Viticulture - Field Blend

Field Blend

A field blend is a wine that is produced from two or more different grape varieties interplanted in the same vineyard. In the days before precise varietal identification, let alone rigorous clonal selection, a vineyard might be planted by taking cuttings from another vineyard and therefore approximately copying its genetic makeup. This meant that one vine could be Zinfandel and the next Carignan. When making wine with little equipment to spare for separate vinification of different varieties, field blends allowed effortless, though inflexible, blending.

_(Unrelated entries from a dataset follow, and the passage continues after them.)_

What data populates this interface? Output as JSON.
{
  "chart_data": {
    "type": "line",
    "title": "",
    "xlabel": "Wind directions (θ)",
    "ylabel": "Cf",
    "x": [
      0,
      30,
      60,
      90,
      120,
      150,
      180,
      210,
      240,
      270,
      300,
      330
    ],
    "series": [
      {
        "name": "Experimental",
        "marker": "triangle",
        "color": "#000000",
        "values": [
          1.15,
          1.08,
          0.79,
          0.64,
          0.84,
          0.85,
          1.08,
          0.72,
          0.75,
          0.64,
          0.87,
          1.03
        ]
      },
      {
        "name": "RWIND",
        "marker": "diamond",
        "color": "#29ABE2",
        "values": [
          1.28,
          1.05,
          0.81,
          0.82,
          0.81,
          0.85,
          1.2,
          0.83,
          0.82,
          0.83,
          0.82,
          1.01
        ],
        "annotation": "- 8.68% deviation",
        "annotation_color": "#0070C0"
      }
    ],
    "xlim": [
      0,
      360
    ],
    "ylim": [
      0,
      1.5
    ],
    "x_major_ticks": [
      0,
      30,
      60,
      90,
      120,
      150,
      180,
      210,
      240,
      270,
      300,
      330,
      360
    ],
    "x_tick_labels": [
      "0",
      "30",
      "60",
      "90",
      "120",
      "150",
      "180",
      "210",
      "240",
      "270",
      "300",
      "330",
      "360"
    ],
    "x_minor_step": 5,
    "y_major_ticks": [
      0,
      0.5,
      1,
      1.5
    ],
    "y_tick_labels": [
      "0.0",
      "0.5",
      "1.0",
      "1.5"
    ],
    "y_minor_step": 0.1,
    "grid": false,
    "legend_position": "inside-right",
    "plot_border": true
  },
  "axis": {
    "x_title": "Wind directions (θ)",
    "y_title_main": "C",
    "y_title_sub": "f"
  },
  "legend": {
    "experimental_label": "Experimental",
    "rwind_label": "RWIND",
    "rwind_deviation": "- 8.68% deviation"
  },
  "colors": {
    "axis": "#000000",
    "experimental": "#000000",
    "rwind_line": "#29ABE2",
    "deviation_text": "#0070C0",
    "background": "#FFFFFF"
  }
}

Fermentation tanks are now cheap enough that the field blend is an anachronism, and almost all wines are assembled by blending from smaller, individual lots. However, in California some of the oldest (and lowest-yielding) Zinfandel comes from vineyards that are field-blended. Ridge Vineyards owns the Lytton Springs vineyards in Sonoma County, which were planted from 1900 to 1905 in what Ridge calls "a traditional field blend of about seventy percent Zinfandel, twenty percent Petite Sirah, and ten percent Grenache and Carignan."

Gemischter Satz (Mixed set) is a wine term in German equivalent to a field blend, which means that grapes of different varieties are planted, harvested and vinified together. In older times, this was common, but the practice has almost stopped. It is, however, a speciality of Vienna.